Cover Image — Life Before Learning Of My Autism Spectrum Diagnosis

Life Before Learning Of My Autism Spectrum Diagnosis

By Noah Tenney


Getting my autism spectrum diagnosis

As a young boy, I would notice from time to time ways in which I differed from my peers. Developing friendships was often more of a challenge for me, as was physical activity (I frequently spent recess walking around on my own and I didn’t learn to swim until I was eleven). I tended to flap my arms when excited or anxious and not have much of a sense of when I was being weird or inappropriate. In grade school I was one of a handful of students to participate in therapy and psychology sessions during school hours. On the other hand, I was writing out “Czechoslovakia” in multiple fonts at the age of three and was praised for my intelligence by my kindergarten teacher, who predicted I’d find the cure for cancer. I also spent a lot of time drawing the same subjects over and over.

When I was three, I was assessed for a diagnosis of Asperger’s Syndrome, and I made the assessment easy by stimming quite intensely. Though I wasn’t told of my diagnosis at the time, it got me support from an early age. This included the start of sessions with a pediatric neurologist who I still see to this day, becoming a client of the Regional Center of the East Bay (which supports developmentally disabled individuals and their families), and being placed in a special ed preschool class. One result of the class was that I went from delayed speech development to talking excessively. My stimming behavior received mixed reactions, which was typified by my paternal grandfather being concerned something was wrong with me while my maternal grandfather thought I was like a hummingbird. Other signs of my neurodivergence at this point in my life included getting upset when I couldn’t make toys look exactly as they appeared on the box and refusing to enter the water when I was signed up for swim lessons.

Elementary school

At the age of five, I was enrolled in an elementary school just a few blocks from my house. The principal at the time was someone who understood the needs of students on the autism spectrum, but she unfortunately left the job before the new school year began. Thankfully, I still received special education services such as an individual education plan and the aforementioned therapy and psychology. This included both speech and occupational therapy sessions. Outside school I attended additional regular psychology sessions, as well as both a playgroup and a YMCA group both for kids on the spectrum.

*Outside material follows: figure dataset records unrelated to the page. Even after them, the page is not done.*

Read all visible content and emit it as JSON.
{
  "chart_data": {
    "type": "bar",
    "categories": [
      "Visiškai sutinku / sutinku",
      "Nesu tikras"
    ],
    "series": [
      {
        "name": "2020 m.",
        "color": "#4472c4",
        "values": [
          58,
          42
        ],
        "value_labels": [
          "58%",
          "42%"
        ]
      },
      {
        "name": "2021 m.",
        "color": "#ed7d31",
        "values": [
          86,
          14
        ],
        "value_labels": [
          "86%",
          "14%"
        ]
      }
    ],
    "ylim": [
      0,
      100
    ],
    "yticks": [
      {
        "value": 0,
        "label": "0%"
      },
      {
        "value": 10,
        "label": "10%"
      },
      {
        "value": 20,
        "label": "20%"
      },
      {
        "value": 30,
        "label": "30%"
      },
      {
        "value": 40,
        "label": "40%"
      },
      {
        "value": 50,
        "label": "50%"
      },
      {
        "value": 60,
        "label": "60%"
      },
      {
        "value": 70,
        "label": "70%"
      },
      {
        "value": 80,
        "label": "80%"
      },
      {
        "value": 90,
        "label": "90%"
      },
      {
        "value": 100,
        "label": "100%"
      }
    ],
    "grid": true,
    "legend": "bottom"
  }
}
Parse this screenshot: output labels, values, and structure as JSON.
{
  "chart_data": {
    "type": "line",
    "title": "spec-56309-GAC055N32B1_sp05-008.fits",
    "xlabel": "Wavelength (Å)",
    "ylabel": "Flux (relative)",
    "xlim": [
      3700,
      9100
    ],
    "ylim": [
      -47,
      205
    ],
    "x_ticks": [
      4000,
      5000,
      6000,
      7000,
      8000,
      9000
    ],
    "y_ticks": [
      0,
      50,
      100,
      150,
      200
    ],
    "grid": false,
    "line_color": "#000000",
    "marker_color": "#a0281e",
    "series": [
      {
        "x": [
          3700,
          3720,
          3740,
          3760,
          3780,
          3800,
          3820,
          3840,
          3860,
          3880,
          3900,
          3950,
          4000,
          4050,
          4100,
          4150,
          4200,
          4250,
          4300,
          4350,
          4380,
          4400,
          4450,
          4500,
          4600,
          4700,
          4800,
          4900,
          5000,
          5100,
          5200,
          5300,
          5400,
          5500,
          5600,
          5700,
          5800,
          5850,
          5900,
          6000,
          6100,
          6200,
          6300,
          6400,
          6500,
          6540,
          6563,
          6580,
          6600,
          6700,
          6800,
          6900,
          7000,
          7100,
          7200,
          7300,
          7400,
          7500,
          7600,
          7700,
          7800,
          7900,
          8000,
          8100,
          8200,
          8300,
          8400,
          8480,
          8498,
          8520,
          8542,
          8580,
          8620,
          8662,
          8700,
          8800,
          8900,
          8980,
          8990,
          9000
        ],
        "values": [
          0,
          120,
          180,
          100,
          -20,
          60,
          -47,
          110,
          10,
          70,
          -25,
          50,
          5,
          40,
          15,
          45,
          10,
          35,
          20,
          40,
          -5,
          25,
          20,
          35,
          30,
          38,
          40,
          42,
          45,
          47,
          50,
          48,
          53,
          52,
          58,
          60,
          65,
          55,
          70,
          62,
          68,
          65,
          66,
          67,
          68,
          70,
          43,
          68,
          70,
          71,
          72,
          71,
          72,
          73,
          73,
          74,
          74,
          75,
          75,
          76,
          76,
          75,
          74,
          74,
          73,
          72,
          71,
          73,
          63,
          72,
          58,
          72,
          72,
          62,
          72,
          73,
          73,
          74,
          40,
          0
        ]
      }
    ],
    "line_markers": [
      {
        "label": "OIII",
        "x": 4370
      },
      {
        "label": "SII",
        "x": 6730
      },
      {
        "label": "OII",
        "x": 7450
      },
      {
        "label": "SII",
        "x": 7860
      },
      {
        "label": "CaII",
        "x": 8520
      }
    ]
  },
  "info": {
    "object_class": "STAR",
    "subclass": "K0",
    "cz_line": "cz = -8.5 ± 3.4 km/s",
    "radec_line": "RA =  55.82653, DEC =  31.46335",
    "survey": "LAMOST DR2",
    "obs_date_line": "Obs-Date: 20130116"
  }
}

While these supports were helpful, I still faced a number of social and academic challenges. During the first grade one classmate decided from the start that he didn’t like me and convinced a number of other classmates to join him in excluding me, including one classmate who had made an offer of friendship on the first day of school. My teacher that year didn’t do that good of a job of addressing the issue, and that wasn’t all that was problematic about her, as there was one incident where she ripped up one of my assignments because I procrastinated on it for too long. Come the third grade, I had some interactions with older students who were willing to be friends only if I said and did stupid things. Once I refused, they regularly started saying at recess that they hated me, but I chose to keep engaging with them rather than just ignore them (interestingly enough, I re-encountered one of them in high school and we both admitted to being weird in grade school). I had one close friendship with a classmate in the fourth grade, but he moved and switched schools shortly into the following school year. My main academic challenges were connected to my tendencies to procrastinate on schoolwork, though I still received good grades. It was also during this period that I stopped refusing to go in the water and learned to submerge my head, though at the time I still didn’t learn to swim or become particularly comfortable in the water.

Learning of my diagnosis

Once I was in the fifth grade, my parents finally revealed my diagnosis to me, and I was happy to have an explanation for some of my differences, though I thought it would’ve been nice to be told sooner. This coincided with me increasingly exhibiting traits of obsessive compulsive disorder, which I learned is common among people on the spectrum. Knowing I had these diagnoses felt similar to having a weight taken off my shoulders and made it possible to advocate for myself while helping me better identify with others with the same diagnoses.

I am personally of the opinion that it didn’t necessarily hurt my personal growth to be informed of my diagnosis late, but I would still recommend to parents and guardians of children on the spectrum that they say something sooner rather than later, particularly if the kids feel curious about or alienated by being different. This also has the benefit of helping neurodivergent youth to come together in a community earlier on which can provide important social support for them.